La nave atracó en el embarcadero a la hora en que el sol se ocultaba en el Nilo y el horizonte se teñía de rojo. Se dirigieron luego a la casa de Ibana y encontraron a la señora encendiendo una lámpara. Cuando los oyó entrar, se dirigió a ellos con una sonrisa de bienvenida. Latu e Isfinis se acercaron a ella y se inclinaron respetuosamente.

—Que el Señor haga buena la tarde de la viuda de nuestro gran comandante Pepi —dijo el anciano con voz grave.

La sonrisa desapareció de los labios de la mujer y sus ojos se abrieron desencajados por el asombro y el temor. Echó una mirada de reproche e inculpación a su hijo. Quiso decir algo pero no pudo: sus ojos se llenaron de lágrimas. Ahmose se acercó a ella y le cogió la mano entre las suyas, diciéndole cariñosamente:

—Madre, no te preocupes ni te entristezcas, estos dos hombres no me han hecho más que bien y ellos son de los desterrados por la injusticia, que vienen atraídos por la nostalgia a ver de nuevo el país.

La mujer se tranquilizó y les tendió la mano.
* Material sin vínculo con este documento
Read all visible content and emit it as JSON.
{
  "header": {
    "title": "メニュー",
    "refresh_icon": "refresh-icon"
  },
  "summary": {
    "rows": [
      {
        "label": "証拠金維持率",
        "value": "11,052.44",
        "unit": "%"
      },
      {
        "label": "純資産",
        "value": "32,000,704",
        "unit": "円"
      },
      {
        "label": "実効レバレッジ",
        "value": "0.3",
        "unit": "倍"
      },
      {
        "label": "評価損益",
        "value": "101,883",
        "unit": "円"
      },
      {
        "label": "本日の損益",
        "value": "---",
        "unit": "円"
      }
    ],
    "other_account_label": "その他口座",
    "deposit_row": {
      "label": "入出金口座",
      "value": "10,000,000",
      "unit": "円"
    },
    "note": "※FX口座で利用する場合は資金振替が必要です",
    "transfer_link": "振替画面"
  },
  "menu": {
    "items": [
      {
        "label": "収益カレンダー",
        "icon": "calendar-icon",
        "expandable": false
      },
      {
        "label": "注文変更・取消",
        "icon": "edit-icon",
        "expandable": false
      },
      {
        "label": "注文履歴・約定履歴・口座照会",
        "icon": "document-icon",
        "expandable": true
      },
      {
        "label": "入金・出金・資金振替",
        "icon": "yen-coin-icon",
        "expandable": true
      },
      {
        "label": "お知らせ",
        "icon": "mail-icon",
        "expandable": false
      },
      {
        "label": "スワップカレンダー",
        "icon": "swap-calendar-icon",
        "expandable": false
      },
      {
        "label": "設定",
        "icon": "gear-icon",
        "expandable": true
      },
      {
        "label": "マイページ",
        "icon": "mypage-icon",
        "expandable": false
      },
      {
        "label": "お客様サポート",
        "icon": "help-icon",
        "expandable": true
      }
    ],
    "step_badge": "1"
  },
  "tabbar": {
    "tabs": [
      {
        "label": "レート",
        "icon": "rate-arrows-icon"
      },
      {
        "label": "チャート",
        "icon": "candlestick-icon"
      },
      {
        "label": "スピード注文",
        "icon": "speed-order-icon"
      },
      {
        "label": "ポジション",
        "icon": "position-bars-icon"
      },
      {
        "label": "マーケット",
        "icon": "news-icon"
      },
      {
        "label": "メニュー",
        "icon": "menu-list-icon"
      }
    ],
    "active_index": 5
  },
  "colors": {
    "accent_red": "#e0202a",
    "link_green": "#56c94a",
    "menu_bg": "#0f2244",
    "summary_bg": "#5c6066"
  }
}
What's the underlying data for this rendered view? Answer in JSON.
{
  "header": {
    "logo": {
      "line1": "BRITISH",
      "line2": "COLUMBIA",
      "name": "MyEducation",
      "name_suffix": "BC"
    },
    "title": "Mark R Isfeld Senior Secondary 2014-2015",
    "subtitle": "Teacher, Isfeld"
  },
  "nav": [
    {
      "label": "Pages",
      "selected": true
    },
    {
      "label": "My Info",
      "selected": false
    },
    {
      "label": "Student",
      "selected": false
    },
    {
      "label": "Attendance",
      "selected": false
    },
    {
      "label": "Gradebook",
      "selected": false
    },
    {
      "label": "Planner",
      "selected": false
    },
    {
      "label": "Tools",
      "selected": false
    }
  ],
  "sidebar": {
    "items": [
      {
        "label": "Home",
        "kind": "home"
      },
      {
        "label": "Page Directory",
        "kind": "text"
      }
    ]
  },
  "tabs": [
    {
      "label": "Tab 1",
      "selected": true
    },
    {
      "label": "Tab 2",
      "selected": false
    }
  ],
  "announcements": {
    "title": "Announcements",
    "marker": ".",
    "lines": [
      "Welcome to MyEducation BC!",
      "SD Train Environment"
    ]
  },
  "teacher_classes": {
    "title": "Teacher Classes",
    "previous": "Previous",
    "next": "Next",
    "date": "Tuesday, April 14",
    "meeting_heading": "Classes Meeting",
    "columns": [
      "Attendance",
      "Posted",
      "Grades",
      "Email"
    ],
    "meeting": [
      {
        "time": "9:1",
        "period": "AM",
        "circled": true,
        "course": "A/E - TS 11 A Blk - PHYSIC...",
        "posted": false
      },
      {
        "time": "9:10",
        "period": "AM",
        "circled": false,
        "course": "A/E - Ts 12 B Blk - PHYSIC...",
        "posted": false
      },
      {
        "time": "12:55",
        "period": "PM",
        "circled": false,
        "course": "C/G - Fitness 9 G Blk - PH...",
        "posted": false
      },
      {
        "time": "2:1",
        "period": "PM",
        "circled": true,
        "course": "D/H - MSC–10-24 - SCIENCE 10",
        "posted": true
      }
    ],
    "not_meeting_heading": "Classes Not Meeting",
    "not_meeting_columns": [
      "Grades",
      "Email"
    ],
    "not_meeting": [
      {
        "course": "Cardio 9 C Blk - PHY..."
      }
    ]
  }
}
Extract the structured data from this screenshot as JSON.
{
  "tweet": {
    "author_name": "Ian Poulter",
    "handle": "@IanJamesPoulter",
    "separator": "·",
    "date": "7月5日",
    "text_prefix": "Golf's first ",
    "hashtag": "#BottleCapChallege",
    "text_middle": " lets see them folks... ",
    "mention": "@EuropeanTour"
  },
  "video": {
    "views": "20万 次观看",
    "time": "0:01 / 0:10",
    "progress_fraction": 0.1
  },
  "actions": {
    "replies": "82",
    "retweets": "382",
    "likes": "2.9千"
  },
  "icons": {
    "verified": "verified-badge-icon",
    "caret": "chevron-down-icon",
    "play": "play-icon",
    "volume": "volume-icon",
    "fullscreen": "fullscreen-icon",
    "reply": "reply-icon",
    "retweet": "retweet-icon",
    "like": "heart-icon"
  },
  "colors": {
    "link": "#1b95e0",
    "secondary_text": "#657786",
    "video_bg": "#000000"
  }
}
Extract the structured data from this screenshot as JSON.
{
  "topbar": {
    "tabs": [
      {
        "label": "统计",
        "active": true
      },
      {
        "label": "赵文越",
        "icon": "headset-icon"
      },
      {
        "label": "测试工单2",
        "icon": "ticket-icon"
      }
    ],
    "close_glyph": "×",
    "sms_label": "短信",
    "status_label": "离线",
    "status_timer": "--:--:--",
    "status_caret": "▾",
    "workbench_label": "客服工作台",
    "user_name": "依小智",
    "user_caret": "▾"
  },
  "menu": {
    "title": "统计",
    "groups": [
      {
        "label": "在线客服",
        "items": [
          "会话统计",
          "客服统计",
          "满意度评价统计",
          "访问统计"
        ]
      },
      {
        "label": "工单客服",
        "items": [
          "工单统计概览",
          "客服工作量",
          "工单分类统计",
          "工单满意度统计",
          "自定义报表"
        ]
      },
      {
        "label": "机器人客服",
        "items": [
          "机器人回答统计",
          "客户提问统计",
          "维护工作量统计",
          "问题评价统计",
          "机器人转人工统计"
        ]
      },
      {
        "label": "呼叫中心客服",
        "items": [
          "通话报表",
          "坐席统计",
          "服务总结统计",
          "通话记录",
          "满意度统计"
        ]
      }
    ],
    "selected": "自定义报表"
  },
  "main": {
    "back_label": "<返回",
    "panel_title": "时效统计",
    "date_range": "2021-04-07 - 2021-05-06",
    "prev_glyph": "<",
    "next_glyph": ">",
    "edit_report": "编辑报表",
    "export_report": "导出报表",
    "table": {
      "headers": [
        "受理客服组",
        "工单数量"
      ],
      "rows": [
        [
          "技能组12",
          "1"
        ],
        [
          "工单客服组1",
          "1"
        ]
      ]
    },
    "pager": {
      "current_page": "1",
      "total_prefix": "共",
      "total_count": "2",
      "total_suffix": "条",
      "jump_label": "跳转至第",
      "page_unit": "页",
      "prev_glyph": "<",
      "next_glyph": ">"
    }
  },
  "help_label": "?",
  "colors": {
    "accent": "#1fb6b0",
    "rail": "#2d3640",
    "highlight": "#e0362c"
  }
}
Ellos la miraron con ojos límpidos y sinceros y se sentaron todos juntos.

—Tenemos el gran honor —dijo Isfinis— de sentarnos junto a la viuda de nuestro valiente comandante Pepi que murió defendiendo Tebas, alcanzando a su señor por el mejor de los caminos, y junto a su joven y entusiasta hijo Ahmose.

—Me siento muy feliz —contestó Ibana— de la suerte que me ha traído a dos generosos hombres de la antigua época para rememorar juntos nuestros días pasados y sentir juntos nuestro presente. Ahmose es un joven de gran entusiasmo, digno de su nombre. Su padre le puso este nombre por considerar de buen augurio el nombre de Ahmose, nieto de nuestro faraón Sekenenre, hijo del príncipe Kamose, pues nacieron el mismo día. Que Dios le dé buenas tardes, dondequiera que esté.

Latu abrió las manos en señal de asentimiento y aprobación y luego añadió con sinceridad:

—Que Amón guarde a nuestro amigo Ahmose y que guarde a su homónimo esté donde esté.